Environmental Goods and Services

The last aspect of the global economic agenda that I want to highlight is the push for trade in environmental goods and services (EGS), estimated to be worth around US$600 billion. This liberalization agenda is being pushed in the WTO as well as APEC under the broad mantle of the “green economy,” in the name of addressing climate change and in pursuit of so-called Sustainable Development Goals.

But here is the catch. Because developed countries have by and large already liberalized their market for EGS, the renewed calls for liberalization mean that the developing countries are the ones that have to make the greater commitment. This would entail not just cutting or altogether eliminating tariffs on EGS, binding a greater number of products and services, and eliminating of non-tariff barriers, but also reforming regulatory policies on services that promote domestic interests over foreign one, which are deemed barriers to trade.


This is the broad range of issues that we confront beyond the question of TTIP and other bilateral agreements. The main challenge is how to confront the increasing corporate and elite capture of economic policies.

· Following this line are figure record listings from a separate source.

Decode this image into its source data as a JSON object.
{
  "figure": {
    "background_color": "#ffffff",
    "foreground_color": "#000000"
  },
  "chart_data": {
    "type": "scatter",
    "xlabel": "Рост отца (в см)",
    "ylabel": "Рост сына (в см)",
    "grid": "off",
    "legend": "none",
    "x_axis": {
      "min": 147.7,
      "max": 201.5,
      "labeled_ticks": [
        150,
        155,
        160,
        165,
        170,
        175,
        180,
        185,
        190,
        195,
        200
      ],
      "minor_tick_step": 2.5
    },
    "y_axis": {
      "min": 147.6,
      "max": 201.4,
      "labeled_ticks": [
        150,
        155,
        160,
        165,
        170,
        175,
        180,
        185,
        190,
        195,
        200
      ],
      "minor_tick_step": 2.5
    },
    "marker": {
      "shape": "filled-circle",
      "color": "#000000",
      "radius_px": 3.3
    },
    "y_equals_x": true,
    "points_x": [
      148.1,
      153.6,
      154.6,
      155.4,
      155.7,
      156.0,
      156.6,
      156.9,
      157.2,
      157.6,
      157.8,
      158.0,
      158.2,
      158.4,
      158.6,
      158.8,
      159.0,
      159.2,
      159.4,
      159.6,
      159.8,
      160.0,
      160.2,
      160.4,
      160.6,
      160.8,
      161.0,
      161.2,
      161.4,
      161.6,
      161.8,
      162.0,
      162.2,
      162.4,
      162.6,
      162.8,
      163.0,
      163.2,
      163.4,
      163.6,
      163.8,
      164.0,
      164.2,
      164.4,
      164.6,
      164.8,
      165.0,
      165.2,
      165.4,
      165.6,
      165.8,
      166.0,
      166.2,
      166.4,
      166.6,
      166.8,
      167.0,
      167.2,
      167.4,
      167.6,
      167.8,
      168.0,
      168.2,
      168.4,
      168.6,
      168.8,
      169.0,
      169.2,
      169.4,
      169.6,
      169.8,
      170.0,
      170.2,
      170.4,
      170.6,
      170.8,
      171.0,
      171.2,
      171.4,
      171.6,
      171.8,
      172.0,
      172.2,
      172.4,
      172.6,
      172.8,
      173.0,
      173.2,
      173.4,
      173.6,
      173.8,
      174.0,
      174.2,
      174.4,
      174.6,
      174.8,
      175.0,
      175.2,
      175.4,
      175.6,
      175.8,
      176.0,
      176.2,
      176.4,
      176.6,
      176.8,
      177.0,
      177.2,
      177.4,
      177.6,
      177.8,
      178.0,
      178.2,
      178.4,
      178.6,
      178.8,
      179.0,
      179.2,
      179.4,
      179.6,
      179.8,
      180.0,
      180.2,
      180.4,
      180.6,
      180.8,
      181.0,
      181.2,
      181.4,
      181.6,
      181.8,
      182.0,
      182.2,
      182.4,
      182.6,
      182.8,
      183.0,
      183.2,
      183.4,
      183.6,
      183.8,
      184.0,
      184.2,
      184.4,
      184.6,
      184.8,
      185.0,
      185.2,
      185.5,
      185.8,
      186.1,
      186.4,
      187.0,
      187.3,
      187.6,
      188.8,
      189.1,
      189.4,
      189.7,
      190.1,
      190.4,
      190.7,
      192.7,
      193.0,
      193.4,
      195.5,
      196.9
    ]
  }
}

Because the agenda is broad, the resistance should be as well. We should – as is already being done in many parts of the world – build and strengthen broad movements to push back against this consensus and agenda.

We need to continue to engage in political education work, in activist research to strengthen the articulation of peoples’ critiques and alternatives.

We need to continue to build broad platforms of resistance against these agreements and instruments, but also against the economic paradigm that is being pushed.

We need to maximize spaces for people’s participation in trade and investment policy-making.

What is now happening across the globe – with governments initiating reforms of investment policies, reviewing and auditing their bilateral investment treaties – should be monitored, and effective public pressure should be exerted to make sure that the processes move in the right direction.

We also need to take note and push the envelope further on legal instruments like the Binding Treaty for TNCs at the United Nations. This presents an opportunity to further challenge TNC domination of the economic agenda and exacting real accountability for human rights abuses. We are part of, for example, the Global Campaign to Dismantle Corporate Power and End Impunity. I believe there are strategy sessions here about how to move the campaign forward, and I encourage everyone interested in resisting TTIP and pushing back against the broader corporate economic agenda to take part in these discussions.